PPRuNe Forums - View Single Post - Lining up with the centreline
View Single Post
Old 27th Nov 2010, 06:33
  #13 (permalink)  
SNS3Guppy
 
Join Date: Oct 2005
Location: USA
Posts: 3,218
Likes: 0
Received 0 Likes on 0 Posts
But I wondered how you know when to make the turn? Do you have a visual reference point on the runway? For example, you start the turn when you reach the second stripe after the centreline? Slightly crass analogy, but when you learn to drive and to do a reverse parallel park, you learn to turn when the car passes a certain point. Is it similar?
I suppose you could look at it that way, but I think you'll find that for most, it's a matter of feel; one knows how far to go based on one's own experience.

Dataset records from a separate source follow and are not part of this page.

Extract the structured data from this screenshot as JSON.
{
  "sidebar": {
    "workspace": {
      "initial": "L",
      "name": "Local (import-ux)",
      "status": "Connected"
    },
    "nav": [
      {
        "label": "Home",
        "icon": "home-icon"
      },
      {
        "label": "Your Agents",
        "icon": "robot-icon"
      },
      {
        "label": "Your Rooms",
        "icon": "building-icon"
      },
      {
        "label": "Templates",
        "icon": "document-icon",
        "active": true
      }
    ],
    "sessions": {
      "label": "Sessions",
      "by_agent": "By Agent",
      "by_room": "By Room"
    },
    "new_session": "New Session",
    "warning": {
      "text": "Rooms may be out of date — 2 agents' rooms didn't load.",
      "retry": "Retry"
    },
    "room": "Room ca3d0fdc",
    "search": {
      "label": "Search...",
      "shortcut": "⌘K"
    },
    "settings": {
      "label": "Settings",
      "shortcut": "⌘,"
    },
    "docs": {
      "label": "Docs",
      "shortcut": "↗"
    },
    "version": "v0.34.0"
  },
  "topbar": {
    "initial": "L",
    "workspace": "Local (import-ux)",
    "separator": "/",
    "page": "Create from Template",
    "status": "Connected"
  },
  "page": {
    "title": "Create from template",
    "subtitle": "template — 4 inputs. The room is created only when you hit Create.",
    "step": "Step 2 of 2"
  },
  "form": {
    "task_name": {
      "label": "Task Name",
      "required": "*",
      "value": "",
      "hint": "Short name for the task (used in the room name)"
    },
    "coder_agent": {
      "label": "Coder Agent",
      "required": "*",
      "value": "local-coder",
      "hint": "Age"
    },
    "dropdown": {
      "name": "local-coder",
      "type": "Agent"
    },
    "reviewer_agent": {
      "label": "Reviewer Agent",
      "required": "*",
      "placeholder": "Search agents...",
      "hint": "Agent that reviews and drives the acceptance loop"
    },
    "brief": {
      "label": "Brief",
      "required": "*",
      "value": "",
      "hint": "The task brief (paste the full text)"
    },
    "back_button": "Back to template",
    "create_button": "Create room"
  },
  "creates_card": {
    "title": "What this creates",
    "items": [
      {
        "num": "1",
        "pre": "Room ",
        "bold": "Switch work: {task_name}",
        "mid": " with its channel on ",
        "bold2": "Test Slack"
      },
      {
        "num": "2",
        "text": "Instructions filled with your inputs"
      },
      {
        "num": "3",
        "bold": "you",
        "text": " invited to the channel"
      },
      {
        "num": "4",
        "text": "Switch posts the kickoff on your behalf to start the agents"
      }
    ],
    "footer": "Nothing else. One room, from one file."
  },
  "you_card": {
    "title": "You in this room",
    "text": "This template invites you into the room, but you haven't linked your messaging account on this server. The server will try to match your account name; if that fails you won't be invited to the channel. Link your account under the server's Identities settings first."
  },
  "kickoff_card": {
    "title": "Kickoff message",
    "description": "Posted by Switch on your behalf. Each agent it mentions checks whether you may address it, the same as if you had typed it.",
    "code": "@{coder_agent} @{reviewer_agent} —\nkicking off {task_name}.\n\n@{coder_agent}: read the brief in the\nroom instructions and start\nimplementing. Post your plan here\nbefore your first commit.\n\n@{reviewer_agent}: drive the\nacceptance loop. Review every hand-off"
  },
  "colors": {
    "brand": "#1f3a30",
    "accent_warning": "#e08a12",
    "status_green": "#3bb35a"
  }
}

If one is entering the runway at a right angle to the runway direction, how far one goes relative to the far side of the runway really depends on how wide the runway is. Instead, if one goes a known distance past the centerline, swinging right or left to line up is a simple affair.

The process is more like driving a truck than taxiing a light airplane, particularly if one is sitting in the cockpit ahead of the nosewheel, instead of behind it. One goes past the turn point, then swings around to line up.

When I did my first day flight as a brand-new 747 First Officer, the training captain went outside, and set his flight case directly in line with the left main gear. He had me sit normally in my seat, and get an idea of just where the wheel would track in relation to my field of view. As it turned out, it's close enough that if one can see the edge of the runway out the window, then one isn't going to run off the runway. By doing this, the instructor was giving me a frame of reference for knowing where the gear was trailing along behind me.

When I first flew the PZL Dromader, I found that to swing onto a parking spot, putting the intended turning point just past the crook in the wing's leading edge would be ideal. In a J-3 cub, I could simply look out the window and put the tire on the spot and do the same thing. Swinging the tail became a matter of feel then, for how far the wings and tail would swing when parking.

Some of it can be done using a reference mark, and some of it is simply feel. How far one goes beyond the centerline of a runway or taxiway is also affected by the angle one enters the runway or taxiway. The larger the angle, the farther one must go past the centerline before tur ning...and of course it very much varies with the aircraft. For example, in the 747, the body gear trucks turn opposite the nosewheel, so that the turn radius is reduced, and the way in which the airplane turns differs from say, a C-130 or B737. Obviously taxiing a Cessna 172 is different from a Pitts Special or an Airbus A320. In some airplanes, one can follow the centerline stripe, whereas in others one can't, when turning a corner. One needs to understand what the airplane will do when taxiing, and this comes fundamentally from experience in the airplane and the training behind it.